3. Missing mechanism of action data With no MOA available, the model loses a key feature for inferring mechanistic similarity to candidate diseases, further reducing prediction confidence to below the output threshold.
From background knowledge, Abacavir's mechanism — intracellular phosphorylation to carbovir triphosphate, which competitively inhibits HIV-1 reverse transcriptase and acts as a chain terminator — has been explored in repurposing literature for other RNA viruses. However, no model-generated scores or evidence links are present in this evidence pack to support a structured evaluation of any new indication.
Safety Considerations
Please refer to the package insert for safety information.
Important note not captured in this evidence pack: Abacavir carries a well-known black-box warning for potentially fatal hypersensitivity reactions (HSR) associated with the HLA-B*5701 allele.

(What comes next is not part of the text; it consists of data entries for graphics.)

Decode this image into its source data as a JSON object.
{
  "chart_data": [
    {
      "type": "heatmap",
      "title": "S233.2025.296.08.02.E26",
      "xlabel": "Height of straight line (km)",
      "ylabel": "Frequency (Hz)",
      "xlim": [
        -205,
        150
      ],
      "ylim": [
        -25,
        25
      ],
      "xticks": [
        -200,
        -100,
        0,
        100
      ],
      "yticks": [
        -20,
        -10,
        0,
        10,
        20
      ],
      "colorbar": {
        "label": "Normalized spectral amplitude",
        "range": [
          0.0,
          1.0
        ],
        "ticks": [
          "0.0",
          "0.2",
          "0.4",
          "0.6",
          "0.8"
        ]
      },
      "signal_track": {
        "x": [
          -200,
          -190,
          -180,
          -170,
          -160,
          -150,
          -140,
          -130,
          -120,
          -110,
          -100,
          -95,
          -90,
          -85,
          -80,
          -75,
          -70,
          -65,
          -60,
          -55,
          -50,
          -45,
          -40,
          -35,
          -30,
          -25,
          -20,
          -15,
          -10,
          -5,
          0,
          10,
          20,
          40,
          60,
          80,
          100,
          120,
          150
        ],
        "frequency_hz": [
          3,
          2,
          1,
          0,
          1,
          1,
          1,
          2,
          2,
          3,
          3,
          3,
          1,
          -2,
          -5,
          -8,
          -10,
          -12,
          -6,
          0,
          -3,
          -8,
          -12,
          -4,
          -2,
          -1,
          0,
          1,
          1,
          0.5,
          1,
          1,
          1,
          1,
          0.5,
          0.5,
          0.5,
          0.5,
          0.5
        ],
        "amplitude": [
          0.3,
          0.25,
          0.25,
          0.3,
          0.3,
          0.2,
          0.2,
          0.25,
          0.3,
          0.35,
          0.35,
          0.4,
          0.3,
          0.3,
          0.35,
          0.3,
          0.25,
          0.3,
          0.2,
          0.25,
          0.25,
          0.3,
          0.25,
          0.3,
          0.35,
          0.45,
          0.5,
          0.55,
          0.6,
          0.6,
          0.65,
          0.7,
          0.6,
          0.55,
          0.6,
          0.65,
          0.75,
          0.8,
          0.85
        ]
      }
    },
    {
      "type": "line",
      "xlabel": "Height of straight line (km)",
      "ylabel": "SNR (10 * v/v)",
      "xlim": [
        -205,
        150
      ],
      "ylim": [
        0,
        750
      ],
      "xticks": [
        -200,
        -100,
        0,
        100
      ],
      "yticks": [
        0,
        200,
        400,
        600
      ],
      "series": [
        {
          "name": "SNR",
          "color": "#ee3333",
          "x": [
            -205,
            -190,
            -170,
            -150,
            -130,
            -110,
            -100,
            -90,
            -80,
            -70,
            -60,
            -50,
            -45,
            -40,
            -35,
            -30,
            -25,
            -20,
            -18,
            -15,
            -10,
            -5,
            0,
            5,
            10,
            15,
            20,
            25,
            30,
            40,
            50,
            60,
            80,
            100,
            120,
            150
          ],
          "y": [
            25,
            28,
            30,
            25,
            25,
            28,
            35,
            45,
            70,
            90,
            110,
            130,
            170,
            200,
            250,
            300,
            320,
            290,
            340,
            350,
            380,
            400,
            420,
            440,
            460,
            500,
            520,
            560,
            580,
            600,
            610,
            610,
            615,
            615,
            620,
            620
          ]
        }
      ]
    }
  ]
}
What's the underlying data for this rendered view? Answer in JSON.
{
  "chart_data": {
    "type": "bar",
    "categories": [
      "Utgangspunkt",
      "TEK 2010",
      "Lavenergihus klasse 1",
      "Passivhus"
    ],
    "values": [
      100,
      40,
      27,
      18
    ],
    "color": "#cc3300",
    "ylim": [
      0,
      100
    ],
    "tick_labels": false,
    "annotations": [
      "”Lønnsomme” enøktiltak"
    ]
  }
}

Pre-treatment genetic screening is mandatory in routine clinical practice. This information must be retrieved from the HSA-approved package insert before any further evaluation or clinical consideration proceeds.
Conclusion and Next Steps
Decision: Hold
Rationale: The TxGNN model returned zero predictions for this entry due to a broken drug identity chain — the "(CORE)" label and missing DrugBank ID prevented any disease–drug scoring from completing. There is no prediction output to evaluate, and the drug is not registered in Singapore.
To proceed, the following is needed:
- Resolve drug identity: Confirm whether "ABACAVIR (CORE)" refers to the monotherapy (Ziagen) or a fixed-dose combination component, and align the entry name accordingly
- Link DrugBank ID: The DrugBank query returned one result — retrieve and populate the confirmed ID (expected: DB01048) so the prediction pipeline can complete the knowledge graph lookup
- Re-run TxGNN prediction: After correcting the drug entry, re-run the full prediction pipeline to generate
predicted_indications - Retrieve Singapore/HSA package insert: Populate safety warnings, contraindications, and MOA data from the HSA-registered product label
- Confirm HLA-B*5701 screening requirement: Any repurposing evaluation must account for this mandatory safety screen as a key guardrail for any future indication
Disclaimer
This content is for research purposes only and does not constitute medical advice. Clinical validation is required before any clinical application.